Einsatz in Forschung und Lehre – Flugführung und Luftfahrtforschung
Im Institut für Flugführung (IFF) ist die Freude über die Ankunft des neuen „Forschungsgeräts“ groß: „Wir freuen uns sehr, dass wir ein neues Forschungsflugzeug haben, das bei uns in der Forschung und in der Lehre eingesetzt werden kann“, sagt Professor Peter Hecker, Leiter des Instituts. „So können wir Studierenden direkt zeigen, was Flugführung und Luftfahrtforschung bedeutet, denn die Studierenden haben die Möglichkeit an Bord dieses Flugzeugs selbst Erfahrungen zu sammeln und Messtechnik auszuprobieren. Das ist einmalig in Europa und in dieser Dimension und Größenordnung auch in Deutschland.“
Das neue Forschungsflugzeug der TU Braunschweig
Vorbereitung für wissenschaftliche Missionen – Nasenmast mit Sensoren
Bevor der neue Star des Instituts auf seine ersten wissenschaftlichen Missionen fliegen kann, werden letzte Nachrüstungen vorgenommen. In Braunschweig erhält der Flieger seinen Nasenmast, der mit einer Länge von 4,5 Metern unter dem Rumpf angebaut wird und dann rund zwei Meter über die Nase hinaus ragt. Auf diese Weise können zum Beispiel Windrichtung und -geschwindigkeit, Turbulenz, Feuchtigkeit, Temperatur sowie der Anstell- und Schiebewinkel des Flugzeugs gemessen werden. Anschließend führt der nächste Flug nach Straubing, in die Nähe von München, dort werden die Propeller ausgetauscht und das Flugzeug im Betrieb so etwas leiser und noch ein bisschen schneller.

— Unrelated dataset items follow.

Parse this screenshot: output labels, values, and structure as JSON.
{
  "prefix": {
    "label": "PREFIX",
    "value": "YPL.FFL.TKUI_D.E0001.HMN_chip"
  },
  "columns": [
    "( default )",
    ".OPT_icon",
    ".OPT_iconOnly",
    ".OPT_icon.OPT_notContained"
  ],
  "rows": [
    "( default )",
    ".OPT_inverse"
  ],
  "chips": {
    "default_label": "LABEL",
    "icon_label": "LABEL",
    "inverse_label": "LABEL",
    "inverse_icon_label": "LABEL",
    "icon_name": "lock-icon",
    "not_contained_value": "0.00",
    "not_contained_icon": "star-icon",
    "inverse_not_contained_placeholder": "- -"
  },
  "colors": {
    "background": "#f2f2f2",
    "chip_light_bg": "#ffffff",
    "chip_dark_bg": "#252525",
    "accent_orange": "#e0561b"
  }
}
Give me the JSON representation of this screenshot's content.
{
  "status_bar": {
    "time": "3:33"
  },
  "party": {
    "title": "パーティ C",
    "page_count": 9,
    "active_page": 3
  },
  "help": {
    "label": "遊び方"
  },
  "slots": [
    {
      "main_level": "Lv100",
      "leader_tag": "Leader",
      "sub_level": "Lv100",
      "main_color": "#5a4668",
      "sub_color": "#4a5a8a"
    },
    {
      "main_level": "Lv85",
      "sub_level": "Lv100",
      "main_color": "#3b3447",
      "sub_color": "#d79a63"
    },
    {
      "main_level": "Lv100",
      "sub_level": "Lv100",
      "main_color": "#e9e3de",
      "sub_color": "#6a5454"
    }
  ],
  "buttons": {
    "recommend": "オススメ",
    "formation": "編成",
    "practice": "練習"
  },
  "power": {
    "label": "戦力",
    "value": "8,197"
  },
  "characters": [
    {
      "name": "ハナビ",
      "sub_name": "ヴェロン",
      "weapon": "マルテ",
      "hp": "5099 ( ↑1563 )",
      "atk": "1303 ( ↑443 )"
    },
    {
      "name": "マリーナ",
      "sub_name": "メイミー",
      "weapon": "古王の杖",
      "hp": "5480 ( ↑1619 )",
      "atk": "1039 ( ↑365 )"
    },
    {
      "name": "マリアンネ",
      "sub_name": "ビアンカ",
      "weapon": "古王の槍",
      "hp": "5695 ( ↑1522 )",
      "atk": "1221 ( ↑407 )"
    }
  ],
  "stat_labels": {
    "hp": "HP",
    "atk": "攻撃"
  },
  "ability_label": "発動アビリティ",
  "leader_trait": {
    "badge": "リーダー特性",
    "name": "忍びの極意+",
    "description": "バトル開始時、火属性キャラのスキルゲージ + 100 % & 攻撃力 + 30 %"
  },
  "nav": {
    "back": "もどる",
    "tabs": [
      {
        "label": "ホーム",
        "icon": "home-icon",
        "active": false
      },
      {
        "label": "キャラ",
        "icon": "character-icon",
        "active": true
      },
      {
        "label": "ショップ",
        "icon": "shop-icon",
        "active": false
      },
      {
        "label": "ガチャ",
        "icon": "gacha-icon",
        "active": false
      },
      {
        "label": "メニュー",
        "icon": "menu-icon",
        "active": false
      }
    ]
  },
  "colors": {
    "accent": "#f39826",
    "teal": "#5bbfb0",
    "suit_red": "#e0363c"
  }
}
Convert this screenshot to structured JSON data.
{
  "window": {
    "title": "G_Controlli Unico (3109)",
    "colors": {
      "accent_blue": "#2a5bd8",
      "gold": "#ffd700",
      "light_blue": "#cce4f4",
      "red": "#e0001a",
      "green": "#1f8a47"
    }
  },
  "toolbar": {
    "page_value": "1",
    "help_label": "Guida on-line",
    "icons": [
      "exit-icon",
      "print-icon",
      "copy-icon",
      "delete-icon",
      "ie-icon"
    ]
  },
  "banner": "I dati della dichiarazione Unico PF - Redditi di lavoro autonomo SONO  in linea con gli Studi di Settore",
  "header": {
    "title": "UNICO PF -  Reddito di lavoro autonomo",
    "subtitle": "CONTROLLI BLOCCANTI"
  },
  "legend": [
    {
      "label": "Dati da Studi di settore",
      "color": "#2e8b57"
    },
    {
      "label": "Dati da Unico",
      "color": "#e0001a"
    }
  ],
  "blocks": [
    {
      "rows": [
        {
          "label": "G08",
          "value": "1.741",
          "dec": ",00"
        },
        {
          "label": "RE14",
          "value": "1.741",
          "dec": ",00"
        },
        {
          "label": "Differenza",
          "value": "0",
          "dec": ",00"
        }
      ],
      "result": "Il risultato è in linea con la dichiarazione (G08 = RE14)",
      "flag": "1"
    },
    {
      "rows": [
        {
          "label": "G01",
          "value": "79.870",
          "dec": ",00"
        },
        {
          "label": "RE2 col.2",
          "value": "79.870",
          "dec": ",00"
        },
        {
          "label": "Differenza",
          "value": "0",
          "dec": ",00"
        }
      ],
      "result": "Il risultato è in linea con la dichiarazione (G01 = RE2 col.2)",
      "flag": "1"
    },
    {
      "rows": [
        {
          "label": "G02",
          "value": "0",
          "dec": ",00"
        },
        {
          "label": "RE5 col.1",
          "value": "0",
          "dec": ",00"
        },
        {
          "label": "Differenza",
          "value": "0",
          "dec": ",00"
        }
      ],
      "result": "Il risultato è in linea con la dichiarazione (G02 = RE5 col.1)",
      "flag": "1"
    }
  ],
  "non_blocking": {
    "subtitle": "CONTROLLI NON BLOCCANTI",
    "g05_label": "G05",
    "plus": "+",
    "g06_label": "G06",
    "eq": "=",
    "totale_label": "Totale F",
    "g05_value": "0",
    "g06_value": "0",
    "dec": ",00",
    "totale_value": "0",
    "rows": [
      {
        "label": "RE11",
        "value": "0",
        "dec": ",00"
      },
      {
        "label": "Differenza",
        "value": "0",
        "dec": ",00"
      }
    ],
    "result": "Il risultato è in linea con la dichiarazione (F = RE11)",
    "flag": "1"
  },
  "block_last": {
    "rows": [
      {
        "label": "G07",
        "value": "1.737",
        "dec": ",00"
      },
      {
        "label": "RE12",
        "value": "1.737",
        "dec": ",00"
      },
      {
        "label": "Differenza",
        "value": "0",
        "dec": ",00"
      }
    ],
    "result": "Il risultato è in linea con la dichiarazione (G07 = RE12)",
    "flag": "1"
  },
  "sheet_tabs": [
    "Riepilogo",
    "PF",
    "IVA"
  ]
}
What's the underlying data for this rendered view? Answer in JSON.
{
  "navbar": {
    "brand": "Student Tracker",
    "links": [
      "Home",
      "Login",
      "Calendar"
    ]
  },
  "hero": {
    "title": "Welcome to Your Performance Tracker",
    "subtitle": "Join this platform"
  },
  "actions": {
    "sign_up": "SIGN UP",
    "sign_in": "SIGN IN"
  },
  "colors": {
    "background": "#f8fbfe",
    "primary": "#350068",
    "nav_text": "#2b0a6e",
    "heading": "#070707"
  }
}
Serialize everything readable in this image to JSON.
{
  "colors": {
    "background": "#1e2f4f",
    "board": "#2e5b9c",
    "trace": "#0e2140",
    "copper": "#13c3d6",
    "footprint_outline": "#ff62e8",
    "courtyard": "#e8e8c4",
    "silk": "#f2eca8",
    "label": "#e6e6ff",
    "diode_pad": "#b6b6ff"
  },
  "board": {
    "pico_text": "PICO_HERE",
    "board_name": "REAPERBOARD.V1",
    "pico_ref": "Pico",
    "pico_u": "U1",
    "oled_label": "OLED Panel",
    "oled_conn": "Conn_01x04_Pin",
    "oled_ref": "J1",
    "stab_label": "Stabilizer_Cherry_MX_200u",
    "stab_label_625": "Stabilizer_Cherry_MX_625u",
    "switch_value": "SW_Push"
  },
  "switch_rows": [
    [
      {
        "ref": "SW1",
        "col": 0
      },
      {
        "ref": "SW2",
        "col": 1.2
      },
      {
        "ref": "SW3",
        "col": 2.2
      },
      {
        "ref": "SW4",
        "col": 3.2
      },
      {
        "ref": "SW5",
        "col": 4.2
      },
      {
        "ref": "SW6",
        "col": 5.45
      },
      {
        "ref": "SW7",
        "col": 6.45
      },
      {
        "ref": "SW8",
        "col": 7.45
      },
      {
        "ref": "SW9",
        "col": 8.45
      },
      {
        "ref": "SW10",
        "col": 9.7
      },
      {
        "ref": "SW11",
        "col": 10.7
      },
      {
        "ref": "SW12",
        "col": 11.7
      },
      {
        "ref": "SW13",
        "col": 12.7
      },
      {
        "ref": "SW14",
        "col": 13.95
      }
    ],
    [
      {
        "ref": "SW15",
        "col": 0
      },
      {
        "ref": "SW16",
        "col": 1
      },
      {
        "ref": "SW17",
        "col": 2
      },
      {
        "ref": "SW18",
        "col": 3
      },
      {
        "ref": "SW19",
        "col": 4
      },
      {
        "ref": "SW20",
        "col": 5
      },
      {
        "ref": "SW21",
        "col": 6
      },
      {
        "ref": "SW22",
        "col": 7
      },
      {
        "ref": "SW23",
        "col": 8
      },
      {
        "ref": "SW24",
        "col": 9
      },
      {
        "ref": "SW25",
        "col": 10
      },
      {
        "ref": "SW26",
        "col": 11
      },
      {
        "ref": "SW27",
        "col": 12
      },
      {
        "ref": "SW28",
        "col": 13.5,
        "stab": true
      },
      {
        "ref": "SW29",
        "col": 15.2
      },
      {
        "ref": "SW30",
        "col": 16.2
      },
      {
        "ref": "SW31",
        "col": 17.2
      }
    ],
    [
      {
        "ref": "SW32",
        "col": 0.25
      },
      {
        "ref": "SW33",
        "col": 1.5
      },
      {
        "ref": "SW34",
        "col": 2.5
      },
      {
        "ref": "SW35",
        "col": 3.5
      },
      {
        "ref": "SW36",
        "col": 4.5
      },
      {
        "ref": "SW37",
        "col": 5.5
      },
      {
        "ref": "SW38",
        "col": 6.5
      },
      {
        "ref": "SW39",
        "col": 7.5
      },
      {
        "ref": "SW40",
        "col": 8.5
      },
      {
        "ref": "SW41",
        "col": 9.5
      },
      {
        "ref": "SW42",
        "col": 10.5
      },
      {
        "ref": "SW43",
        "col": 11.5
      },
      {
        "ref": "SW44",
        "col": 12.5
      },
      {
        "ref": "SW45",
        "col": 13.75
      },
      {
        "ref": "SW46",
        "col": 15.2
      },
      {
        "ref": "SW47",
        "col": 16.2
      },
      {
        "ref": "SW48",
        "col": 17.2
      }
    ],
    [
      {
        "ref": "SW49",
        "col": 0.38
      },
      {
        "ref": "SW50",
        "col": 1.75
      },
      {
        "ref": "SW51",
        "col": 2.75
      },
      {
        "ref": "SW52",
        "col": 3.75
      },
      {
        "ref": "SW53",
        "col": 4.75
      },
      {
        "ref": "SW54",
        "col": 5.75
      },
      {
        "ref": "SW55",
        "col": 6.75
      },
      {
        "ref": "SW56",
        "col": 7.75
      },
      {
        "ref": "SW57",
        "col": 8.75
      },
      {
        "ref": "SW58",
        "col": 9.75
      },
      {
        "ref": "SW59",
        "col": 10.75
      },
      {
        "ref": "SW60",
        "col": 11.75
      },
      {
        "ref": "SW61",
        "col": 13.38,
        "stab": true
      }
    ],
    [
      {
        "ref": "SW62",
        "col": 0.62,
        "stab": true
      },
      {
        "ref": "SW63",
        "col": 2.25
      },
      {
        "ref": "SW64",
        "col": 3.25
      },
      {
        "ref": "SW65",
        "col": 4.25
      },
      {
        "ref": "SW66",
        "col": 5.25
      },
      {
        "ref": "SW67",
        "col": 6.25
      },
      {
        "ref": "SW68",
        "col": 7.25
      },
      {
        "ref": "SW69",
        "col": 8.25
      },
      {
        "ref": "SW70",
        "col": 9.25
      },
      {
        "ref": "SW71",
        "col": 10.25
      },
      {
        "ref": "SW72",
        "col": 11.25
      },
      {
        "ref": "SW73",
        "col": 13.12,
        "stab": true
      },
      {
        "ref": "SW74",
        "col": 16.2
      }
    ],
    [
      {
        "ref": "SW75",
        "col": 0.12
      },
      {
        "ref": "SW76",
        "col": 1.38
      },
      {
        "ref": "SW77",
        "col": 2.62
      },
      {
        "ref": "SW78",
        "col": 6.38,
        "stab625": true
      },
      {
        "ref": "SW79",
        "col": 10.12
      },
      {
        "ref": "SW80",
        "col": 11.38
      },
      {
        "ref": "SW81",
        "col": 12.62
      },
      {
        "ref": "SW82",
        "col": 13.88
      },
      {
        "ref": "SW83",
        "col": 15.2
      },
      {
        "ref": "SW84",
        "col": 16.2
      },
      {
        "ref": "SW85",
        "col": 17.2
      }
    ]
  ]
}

Geplanter paralleler Einsatz der zwei Forschungsflugzeuge – weltweit einmalig
Eine der ersten Missionen ist dann für das nächste Jahr geplant, verrät Dr. Thomas Feuerle: „Wir fliegen aktuell mit der Dornier über der Nordsee hinter Windparks. 2021 wollen wir diese Messungen mit beiden Flugzeugen gleichzeitig durchführen und parallel an der windzugewandten und windabgewandten Seite messen. So etwas gab es weltweit noch nie, mit beiden Flugzeugen gleichzeitig zu fliegen, ist eine einmalige Chance.“
Einmalig sind auch die Möglichkeiten, die die Forschungsflugzeuge im Bereich der Lehre bieten. Über 3.500 Studierende der TU Braunschweig und anderer Universitäten konnten so bisher an Flugversuchen mit der „D-IBUF“ teilnehmen – beispielsweise im Rahmen von Praktika während des Studiums oder im Rahmen einer Summerschool, die vom Deutschen Zentrum für Luft- und Raumfahrt (DLR) und der TU Braunschweig regelmäßig ausgerichtet wird.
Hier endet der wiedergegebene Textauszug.